- Associated Press - Saturday, September 26, 2015

JACKSON, Miss. (AP) - The federal government is tackling poverty in the southern reaches of the Mississippi Delta by focusing on the health of children and their parents’ work and education prospects.

The White House announced the approach Friday as part of a test of its Rural Integration Models for Parents and Children to Thrive, or Rural IMPACT. The effort aims to tackle problems facing two generations at once, and is an attempt to address poverty experienced by more than 6 million people in rural areas nationwide.

Friends of Children of Mississippi is one of 10 groups chosen nationwide by the U.S. Department of Health and Human Services, which examined applications.

The group, based in Jackson, operates Head Start programs for three- and four-year-olds in a number of Mississippi counties, but also offers some efforts aimed at supporting parents. FCM will focus its efforts on Humphreys, Issaquena and Sharkey counties. No dollar value was given in the news release announcing the selection of FCM and others.
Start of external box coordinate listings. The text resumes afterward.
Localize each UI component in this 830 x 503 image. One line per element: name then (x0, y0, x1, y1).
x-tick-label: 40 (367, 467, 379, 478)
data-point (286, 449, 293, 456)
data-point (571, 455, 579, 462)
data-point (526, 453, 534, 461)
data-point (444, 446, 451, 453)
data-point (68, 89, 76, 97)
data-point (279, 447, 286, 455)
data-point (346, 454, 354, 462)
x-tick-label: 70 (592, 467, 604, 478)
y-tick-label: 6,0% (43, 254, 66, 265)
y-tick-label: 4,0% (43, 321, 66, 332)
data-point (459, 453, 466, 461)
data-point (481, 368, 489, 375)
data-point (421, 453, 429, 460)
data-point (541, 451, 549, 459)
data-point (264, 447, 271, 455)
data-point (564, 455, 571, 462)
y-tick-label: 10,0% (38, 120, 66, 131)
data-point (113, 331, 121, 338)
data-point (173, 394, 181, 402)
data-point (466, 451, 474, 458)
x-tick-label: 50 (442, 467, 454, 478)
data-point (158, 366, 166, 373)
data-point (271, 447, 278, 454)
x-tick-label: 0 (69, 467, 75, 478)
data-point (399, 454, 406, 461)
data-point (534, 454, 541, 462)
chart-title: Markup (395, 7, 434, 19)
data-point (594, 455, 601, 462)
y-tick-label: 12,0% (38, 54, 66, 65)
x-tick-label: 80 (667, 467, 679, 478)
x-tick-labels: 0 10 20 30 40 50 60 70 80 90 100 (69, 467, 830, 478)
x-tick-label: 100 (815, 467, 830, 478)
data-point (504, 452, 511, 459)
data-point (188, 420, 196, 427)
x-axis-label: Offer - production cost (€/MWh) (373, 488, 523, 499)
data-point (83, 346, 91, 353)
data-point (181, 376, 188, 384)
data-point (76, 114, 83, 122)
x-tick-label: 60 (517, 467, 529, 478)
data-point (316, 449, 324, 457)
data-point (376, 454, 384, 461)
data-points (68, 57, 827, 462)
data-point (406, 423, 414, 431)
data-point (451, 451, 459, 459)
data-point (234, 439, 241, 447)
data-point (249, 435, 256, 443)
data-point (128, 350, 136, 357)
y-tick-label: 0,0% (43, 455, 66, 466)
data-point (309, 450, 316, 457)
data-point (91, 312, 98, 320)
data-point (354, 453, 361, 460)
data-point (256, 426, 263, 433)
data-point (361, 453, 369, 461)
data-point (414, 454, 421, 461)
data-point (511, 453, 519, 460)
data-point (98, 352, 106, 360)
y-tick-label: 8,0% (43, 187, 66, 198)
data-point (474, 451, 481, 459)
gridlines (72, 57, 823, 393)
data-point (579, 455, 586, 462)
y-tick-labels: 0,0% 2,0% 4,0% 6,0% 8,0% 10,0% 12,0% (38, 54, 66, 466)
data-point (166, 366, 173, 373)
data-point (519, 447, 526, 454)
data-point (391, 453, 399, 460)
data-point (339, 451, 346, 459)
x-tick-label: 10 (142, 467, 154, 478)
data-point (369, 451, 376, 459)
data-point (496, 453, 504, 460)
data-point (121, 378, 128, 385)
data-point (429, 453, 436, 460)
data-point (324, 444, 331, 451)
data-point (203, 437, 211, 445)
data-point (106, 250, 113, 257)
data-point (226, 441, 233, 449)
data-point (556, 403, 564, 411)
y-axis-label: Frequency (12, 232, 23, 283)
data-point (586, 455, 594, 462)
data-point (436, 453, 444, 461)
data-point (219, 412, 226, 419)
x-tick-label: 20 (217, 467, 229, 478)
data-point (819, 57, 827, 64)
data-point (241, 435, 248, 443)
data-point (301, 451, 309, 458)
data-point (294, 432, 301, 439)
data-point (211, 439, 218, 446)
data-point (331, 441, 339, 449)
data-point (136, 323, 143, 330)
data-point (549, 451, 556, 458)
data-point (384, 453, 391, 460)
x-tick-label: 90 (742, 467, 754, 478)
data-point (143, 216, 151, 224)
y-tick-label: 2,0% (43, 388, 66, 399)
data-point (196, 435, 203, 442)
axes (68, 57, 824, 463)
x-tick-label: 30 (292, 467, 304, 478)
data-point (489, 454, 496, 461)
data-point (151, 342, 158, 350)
The two-generation approach being rolled out in the program has been an increasing focus of anti-poverty advocates. It aims to improve the employment and income of adults while improving education and well-being of their children.

The Rural IMPACT demonstration will help communities adopt a comprehensive, whole-family framework for addressing child poverty, helping services to locate in the same place, making intake services available in multiple places, and sharing measurement systems.

FCM will be supported by multiple agencies, including the Delta Regional Authority. The agency will get six months of help in planning, plus six months’ more assistance as it implements its program. The Corporation for National and Community Service will help place more AmeriCorps VISTA volunteers to bolster anti-poverty programs. The demonstration sites will share best practices.